Personality traits such as conscientiousness or sociability are patterns of experience and behavior that can change throughout our lives. Individual changes usually take place slowly as people gradually adapt to the demands of society and their environment. However, it is unclear whether certain personality traits can also be psychologically influenced in a short-term and targeted manner.
Researchers from the universities of Zurich, St. Gallen, Brandeis, Illinois, and ETH Zurich have now investigated this question using a digital intervention. In their study, around 1,500 participants were provided with a specially developed smartphone app for three months and the researchers then assessed whether and how their personalities had changed. The five major personality traits of openness, conscientiousness, sociability (extraversion), considerateness (agreeableness), and emotional vulnerability (neuroticism) were examined. The app included elements of knowledge transfer, behavioral and resource activation, self-reflection, and feedback on progress. All communication with the digital coach and companion (a chatbot) took place virtually. The chatbot supported the participants on a daily basis to help them make the desired changes.

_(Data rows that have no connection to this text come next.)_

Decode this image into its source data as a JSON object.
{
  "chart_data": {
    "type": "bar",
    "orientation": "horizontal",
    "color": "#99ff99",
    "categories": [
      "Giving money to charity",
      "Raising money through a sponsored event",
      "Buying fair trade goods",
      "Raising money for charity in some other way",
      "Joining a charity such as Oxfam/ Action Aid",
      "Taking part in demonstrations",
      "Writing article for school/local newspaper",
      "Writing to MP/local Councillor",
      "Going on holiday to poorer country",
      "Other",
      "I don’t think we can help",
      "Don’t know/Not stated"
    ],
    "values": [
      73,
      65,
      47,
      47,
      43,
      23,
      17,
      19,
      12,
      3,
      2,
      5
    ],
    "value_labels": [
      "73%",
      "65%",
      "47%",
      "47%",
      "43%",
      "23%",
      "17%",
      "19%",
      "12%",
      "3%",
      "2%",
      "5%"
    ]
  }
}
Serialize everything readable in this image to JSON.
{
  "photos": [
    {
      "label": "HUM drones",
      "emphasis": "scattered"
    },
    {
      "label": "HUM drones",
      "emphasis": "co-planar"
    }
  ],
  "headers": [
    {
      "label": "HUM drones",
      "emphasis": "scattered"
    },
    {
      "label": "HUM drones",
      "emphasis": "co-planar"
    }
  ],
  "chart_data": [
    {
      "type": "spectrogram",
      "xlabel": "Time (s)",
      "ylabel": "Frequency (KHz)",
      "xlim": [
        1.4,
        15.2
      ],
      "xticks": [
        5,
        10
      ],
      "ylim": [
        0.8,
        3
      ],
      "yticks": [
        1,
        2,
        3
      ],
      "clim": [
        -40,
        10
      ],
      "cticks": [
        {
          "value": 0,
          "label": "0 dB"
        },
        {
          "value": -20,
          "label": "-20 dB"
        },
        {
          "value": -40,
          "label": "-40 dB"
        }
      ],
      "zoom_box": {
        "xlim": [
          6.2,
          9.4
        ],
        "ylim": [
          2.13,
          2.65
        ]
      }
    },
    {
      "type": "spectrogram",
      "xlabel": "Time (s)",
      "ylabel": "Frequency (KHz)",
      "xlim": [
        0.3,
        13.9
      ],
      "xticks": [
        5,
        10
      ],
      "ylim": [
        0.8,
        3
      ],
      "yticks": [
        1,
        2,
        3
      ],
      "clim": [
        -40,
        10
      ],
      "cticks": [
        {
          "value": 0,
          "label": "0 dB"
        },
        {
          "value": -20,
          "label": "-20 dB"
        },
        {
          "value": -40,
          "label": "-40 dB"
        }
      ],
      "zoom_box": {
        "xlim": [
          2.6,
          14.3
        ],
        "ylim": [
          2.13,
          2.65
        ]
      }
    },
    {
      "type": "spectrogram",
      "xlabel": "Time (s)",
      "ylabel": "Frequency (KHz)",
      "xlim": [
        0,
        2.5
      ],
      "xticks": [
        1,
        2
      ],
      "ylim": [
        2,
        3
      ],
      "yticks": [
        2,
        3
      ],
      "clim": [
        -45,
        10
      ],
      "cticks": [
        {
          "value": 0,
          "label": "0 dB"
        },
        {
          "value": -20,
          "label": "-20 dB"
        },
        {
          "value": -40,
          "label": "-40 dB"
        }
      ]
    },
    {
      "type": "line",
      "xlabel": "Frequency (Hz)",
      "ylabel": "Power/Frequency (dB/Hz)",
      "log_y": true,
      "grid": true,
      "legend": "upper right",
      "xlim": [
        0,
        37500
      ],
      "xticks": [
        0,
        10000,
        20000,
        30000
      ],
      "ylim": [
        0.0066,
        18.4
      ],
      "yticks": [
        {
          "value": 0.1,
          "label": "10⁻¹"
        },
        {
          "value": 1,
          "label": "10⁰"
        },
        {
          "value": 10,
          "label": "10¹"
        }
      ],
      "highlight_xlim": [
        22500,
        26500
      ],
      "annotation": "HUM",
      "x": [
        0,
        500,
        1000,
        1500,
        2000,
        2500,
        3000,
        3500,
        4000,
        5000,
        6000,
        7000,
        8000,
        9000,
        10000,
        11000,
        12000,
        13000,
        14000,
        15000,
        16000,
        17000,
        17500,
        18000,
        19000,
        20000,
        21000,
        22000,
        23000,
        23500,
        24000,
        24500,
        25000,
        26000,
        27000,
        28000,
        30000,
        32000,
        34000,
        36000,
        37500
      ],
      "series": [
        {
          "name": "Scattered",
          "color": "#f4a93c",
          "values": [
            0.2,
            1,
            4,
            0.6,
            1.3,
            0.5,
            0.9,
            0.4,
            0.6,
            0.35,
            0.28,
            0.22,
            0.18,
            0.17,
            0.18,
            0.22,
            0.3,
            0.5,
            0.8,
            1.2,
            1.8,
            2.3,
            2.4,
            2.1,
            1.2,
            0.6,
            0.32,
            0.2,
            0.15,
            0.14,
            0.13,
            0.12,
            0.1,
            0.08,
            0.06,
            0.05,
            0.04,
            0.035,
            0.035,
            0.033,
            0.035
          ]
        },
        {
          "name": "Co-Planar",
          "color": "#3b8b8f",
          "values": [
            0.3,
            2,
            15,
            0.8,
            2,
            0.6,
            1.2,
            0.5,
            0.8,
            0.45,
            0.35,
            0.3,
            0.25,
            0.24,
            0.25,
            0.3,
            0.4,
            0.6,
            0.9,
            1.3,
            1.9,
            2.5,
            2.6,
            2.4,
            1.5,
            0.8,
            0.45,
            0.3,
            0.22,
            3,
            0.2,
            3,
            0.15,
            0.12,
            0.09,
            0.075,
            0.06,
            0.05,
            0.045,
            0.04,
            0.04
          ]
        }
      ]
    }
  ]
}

Changes after three months
The majority of participants said that they wanted to reduce their emotional vulnerability, increase their conscientiousness, or increase their extraversion. Those who participated in the intervention for more than three months reported greater success in achieving their change goals than the control group who took part for only two months. Close friends and family members also observed changes in those participants who wanted to increase expression of a certain personality trait. However, for those who wanted to reduce expression of a trait, the people close to them noticed little change. This group mainly comprised those participants who wanted to become less emotionally vulnerable, an inner process that is less observable from the outside.
"The participants and their friends alike reported that three months after the end of the intervention, the personality changes brought about by using the app had persisted," says Mathias Allemand, professor of psychology at UZH. "These surprising results show that we are not just slaves to our personality, but that we can deliberately make changes to routine experience and behavior patterns."
Important for health promotion and prevention
The findings also indicate that development of the personality structure can happen more quickly than was previously believed. "In addition, change processes accompanied by digital tools can be used in everyday life," explains first author Mirjam Stieger of Brandeis University in the USA, who did her doctorate at UZH. However, more evidence of the effectiveness of digital interventions is needed. For example, it was unclear whether the changes achieved were permanent or only reflected temporary fluctuations.
The present findings are not only interesting for research, but could also find application in a variety of areas of life. In health promotion and prevention, for example, such apps could boost the resources of individuals, as people's attitude to their situation and personality traits such as conscientiousness have an influence on health and healthy aging.
The Smartphone App PEACH (PErsonality coACH)
The smartphone application PEACH was developed as part of a project funded by the Swiss National Science Foundation (SNSF) to study personality change through a digital intervention. The application provides scalable communication capabilities using a digital agent that mimics a conversation with a human. The PEACH app also includes digital journaling, reminders of individual goals, video clips, opportunities for self-reflection and feedback on progress. Weekly core topics and small interventions aim to address and activate the desired changes and thus the development of personality traits.
The app was developed as a research tool. In the future, however, it is thought that research apps such as PEACH will be made widely available.